Spritze

In Spanien häufen sich in den letzten Wochen Berichte über junge Frauen, die beim Feiern mit Nadeln oder Spritzen verletzt wurden. Die mysteriösen Angriffe geschehen vorwiegend auf Musikfestivals sowie in Bars und Tanzclubs.

Laut der Zeitung „El Mundo“ habe es seit Juli mindestens 50 Anzeigen gegeben. Die Behörden gehen aber von einer hohen Dunkelziffer aus. Die Zeitung „El País“ berichtet, es soll bereits in unterschiedlichen Regionen Spaniens zu diesen Angriffen gekommen sein. Darunter seien auch die beliebten Urlaubsziele Ibiza und Mallorca.

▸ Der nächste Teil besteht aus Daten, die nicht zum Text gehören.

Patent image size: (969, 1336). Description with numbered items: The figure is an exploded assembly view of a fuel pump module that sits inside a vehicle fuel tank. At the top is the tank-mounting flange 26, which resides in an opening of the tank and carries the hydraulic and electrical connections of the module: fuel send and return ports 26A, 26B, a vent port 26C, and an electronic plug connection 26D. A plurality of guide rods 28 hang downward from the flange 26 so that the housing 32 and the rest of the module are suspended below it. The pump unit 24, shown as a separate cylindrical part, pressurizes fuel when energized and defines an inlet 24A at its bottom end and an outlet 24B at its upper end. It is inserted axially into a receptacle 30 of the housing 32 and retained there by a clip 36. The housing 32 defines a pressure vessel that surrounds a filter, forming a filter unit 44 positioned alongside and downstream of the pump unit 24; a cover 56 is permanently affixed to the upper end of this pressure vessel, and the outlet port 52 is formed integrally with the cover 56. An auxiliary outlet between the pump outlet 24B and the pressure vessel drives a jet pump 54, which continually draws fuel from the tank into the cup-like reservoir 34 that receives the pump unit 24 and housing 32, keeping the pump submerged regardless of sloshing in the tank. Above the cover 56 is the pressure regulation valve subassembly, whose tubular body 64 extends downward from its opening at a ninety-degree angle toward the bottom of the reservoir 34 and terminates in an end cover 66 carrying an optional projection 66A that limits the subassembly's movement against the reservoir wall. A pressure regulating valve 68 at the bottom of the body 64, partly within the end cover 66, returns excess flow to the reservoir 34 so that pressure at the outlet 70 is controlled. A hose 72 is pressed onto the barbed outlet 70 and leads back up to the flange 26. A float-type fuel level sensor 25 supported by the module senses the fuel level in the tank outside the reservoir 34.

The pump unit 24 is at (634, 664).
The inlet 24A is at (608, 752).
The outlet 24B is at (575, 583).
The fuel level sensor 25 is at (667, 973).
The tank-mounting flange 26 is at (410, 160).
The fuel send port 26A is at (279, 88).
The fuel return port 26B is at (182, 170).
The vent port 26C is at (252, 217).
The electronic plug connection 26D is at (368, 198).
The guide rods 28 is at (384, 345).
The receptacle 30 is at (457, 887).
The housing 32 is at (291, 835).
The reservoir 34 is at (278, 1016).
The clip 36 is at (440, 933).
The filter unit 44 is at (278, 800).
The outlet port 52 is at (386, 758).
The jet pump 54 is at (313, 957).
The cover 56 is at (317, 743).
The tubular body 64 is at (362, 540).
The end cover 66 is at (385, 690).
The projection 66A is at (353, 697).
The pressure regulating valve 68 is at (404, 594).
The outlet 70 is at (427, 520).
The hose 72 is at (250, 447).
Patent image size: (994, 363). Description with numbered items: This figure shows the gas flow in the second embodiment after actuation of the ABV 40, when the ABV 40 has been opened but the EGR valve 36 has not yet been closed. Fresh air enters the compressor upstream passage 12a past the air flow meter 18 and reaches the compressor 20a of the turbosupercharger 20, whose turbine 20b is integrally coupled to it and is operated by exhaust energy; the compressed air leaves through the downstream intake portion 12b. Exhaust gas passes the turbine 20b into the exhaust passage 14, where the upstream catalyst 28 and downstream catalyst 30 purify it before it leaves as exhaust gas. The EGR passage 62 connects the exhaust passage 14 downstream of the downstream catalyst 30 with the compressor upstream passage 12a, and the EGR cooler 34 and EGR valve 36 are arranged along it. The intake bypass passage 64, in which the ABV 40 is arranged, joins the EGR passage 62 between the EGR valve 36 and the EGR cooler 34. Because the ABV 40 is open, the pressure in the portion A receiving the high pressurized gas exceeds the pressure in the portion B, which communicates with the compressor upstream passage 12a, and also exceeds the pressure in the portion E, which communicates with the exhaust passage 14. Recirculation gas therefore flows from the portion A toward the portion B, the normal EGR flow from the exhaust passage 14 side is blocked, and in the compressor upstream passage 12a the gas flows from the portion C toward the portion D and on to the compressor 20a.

Die gestochenen Frauen klagen über gesundheitliche Beschwerden wie Übelkeit, Schwindel und Kopfschmerzen. Dass die Opfer unter Drogen gesetzt werden, um sie auszurauben oder übergriffig zu werden, konnte bisher nicht bestätigt werden.

Diese Attacken, die auch als „Needle Spiking“ bezeichnet werden, gibt es aber nicht nur in Spanien. Ende Juni hatte eine Frau aus Berlin von einem Angriff in einem Klub berichtet. Sie habe daraufhin unter extremen Koordinationsstörungen, Gangstörungen, Halluzinationen und Erbrechen gelitten. Die meisten Fälle dieser Nadelangriffe gab es bisher in Großbritannien. Die dortige Polizei spricht von 1.382 Anzeigen. In Frankwurden wurden zudem bereits rund 800 Fälle registriert.

Es soll sich unseren Recherchen nach um die Injektion von nicht identifizierter Beruhigungsmittel handeln. Es werden meistens auch Symptome wie Sedierung und Amnesie beschrieben. Dies ist typisch für Vergewaltigungsdrogen. Experten rätseln, wie es möglich ist, den Opfern dies zu injizieren, ohne dass diese das sofort merken würden.

Aktuell gibt es die oben genannte hohe Anzahl solcher Vorfälle. Doch angefangen hat dies bereits mit weniger „Reichweite“ schon 2021 in den oben genannten Ländern plus Belgien.